This past Saturday morning, we received a phone call we’d been expecting. My wife’s mother, Jean, who had been in long-term care, passed away.
That makes four this year: two mothers and two good friends.
Chuck Colson was the first of the four. I served as Managing Editor of BreakPoint, Chuck’s daily radio show, working with him almost daily on that and other projects for four and a half years. Since leaving, he and I continued to work together on project.
The news of Chuck’s death crept over me like a rising tide. I knew he was gravely ill and the news that he passed didn’t surprise me, though it seemed unreal. It continued to be unreal until his memorial service at National Cathedral. It was there, weeks after his death, that it struck me that Chuck was gone.
Meanwhile, my mother, Anne, was 86, working out daily, and still hard at work as a travel consultant until she came down with pneumonia in February. From there it was a quick downhill slide until her death at the end of May, 10 days before her first great-grandchild and my first grandchild, Matthias, was born.
I’ve called home every Sunday to talk with my parents since 1968. Last Sunday I had the urge to talk and remembered that there was no longer anyone to call. My dad died 19 years ago and now the last familiar and comfortable voice had been silenced.
After years of illness, my neighbor, Lap, died two weeks ago. Lap, a retired judge, was larger than life with a strong Southern accent, a naturally exuberant voice, and a passion for University of Virginia football. He called me “old friend,” I title I own with pride.

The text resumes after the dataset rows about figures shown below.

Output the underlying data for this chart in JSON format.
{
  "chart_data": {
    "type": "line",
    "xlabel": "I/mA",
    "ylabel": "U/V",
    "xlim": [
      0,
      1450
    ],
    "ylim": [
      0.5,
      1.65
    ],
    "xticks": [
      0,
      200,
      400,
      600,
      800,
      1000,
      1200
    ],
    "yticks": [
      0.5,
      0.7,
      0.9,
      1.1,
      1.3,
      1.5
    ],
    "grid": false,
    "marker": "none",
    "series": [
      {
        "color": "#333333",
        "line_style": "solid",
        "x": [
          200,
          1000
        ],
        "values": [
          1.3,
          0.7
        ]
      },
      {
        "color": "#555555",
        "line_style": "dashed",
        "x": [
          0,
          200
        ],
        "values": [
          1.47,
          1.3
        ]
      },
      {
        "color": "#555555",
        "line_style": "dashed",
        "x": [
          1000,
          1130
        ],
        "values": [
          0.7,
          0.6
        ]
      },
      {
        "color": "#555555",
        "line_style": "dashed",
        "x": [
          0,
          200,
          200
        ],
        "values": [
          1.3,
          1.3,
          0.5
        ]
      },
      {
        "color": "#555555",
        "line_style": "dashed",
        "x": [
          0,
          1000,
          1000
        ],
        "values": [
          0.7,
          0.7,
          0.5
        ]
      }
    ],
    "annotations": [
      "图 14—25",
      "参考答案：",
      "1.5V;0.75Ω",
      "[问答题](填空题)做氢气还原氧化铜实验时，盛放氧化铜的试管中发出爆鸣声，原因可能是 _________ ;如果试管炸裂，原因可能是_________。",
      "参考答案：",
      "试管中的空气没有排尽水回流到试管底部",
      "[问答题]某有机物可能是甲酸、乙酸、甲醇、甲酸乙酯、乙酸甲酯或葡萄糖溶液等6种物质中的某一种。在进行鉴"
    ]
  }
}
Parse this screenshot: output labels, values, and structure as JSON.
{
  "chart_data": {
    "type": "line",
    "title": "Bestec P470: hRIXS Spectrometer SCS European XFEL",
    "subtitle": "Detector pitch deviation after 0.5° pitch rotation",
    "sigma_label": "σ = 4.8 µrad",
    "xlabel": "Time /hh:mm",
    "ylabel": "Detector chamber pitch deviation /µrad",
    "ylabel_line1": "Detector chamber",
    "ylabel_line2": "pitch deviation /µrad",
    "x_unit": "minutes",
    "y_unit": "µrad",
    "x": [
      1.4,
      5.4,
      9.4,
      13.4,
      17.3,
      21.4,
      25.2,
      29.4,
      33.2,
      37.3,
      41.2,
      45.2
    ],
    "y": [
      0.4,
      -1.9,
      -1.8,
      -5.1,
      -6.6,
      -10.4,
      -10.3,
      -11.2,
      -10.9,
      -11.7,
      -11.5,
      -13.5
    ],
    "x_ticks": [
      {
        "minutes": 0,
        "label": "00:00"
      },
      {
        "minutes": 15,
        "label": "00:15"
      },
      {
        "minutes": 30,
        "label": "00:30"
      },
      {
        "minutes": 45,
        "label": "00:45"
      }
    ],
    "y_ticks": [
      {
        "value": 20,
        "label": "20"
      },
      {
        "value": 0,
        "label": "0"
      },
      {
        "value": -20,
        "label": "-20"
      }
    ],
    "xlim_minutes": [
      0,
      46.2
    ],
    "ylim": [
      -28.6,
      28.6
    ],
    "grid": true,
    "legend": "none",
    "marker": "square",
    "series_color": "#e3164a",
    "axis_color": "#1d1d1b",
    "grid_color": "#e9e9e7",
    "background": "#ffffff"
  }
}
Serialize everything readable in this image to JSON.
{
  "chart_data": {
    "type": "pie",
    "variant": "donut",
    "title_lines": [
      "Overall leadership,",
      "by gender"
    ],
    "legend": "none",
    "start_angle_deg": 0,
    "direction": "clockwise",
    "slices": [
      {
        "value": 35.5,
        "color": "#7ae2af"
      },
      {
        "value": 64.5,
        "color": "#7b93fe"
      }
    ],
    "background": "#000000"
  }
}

One day, when our wives were both out of town, Lap came over and I made “guy food” — steak, potatoes, and mushrooms. As the mushrooms were sautéing, I spied some crumbled blue cheese in the refrigerator and tossed some in the pan. Lap’s eyes lit up, he relished every blue cheesy morsel at dinner, and talked about those mushrooms for years even as his memory grew dim.
Then on Saturday, it was Jean’s turn, two weeks before a family reunion at her retirement village. I wish she lasted another couple of weeks since, above all, Jean loved her family. Her days were spent planning visits to see children, grandchildren, and great-grandchildren and stockpiling gifts for each one for every occasion.
Chuck, Mom, Lap, and Jean were four very different people, but they were indivisibly linked by a common faith in Jesus Christ. And it’s that thought that gives me comfort as I suddenly find myself at the front of the line on the journey from birth to death.
Thomas Howard, writing in the May 2012 First Things, reflected on the deaths of two very different men also linked by Christian faith. Robert, a death row inmate with whom Howard developed a friendship through letters was executed for murder. Archduke Otto, “heir to the Habsburg thrones and to the erstwhile Holy Roman Empire,” died of natural causes.
After Archduke Otto’s elaborate funeral service in Vienna’s cathedral, his body was taken to the family tomb for interment. Howard relates the dialogue at the tomb’s door.
An official knocks loudly on the sepulchral doors with a staff.
“Who desires entry?” says a voice from inside the doors.
“Otto of Austria; once Crown Prince of Austria-Hungary; Royal Prince of Hungary and Bohemia, of Dalmatia, Croatia, Slavonia, Galicia, Lodomeria, and Illyria; Grand Duke of Tuscany and Cracow; Duke of Lorraine, Duke of Upper and Lower Silesia, of Modena, Parma ... Princely Count of Habsburg and Tyrol, Margrave of Upper and Lower Lusatia and Istria ... Grand Voivod of the Voivodeship of Serbia ... [the pedigree goes on].”
“We do not know him.”
A second knocking.
“Who desires entry?”
“Dr. Otto von Habsburg, President and Honorary President of the Paneuropean Union and quondam President of the European Parliament, honorary doctor of many universities ... [again the august list].
“We do not know him.”
A third knocking.
“Who desires entry?"
“Otto, a mortal and sinful man.”
“Then let him come in.”
Death is the great leveler. At death there are no archdukes, prisoners, worldview authors, travel consultants, retired judges, retirement village residents, or ReligionToday.com columnists. There are only mortal and sinful men and women who have or have not received the grace offered to them. Because of the triumph of the Cross, we who have nothing to plead except “Guilty” can become immortal and holy trophies of divine grace.
Death is neither pleasant nor pretty. But even in the face of death Christians can and must maintain hope in grace and the promises of God, hope that is life-changing and life-sustaining even at the front of the line.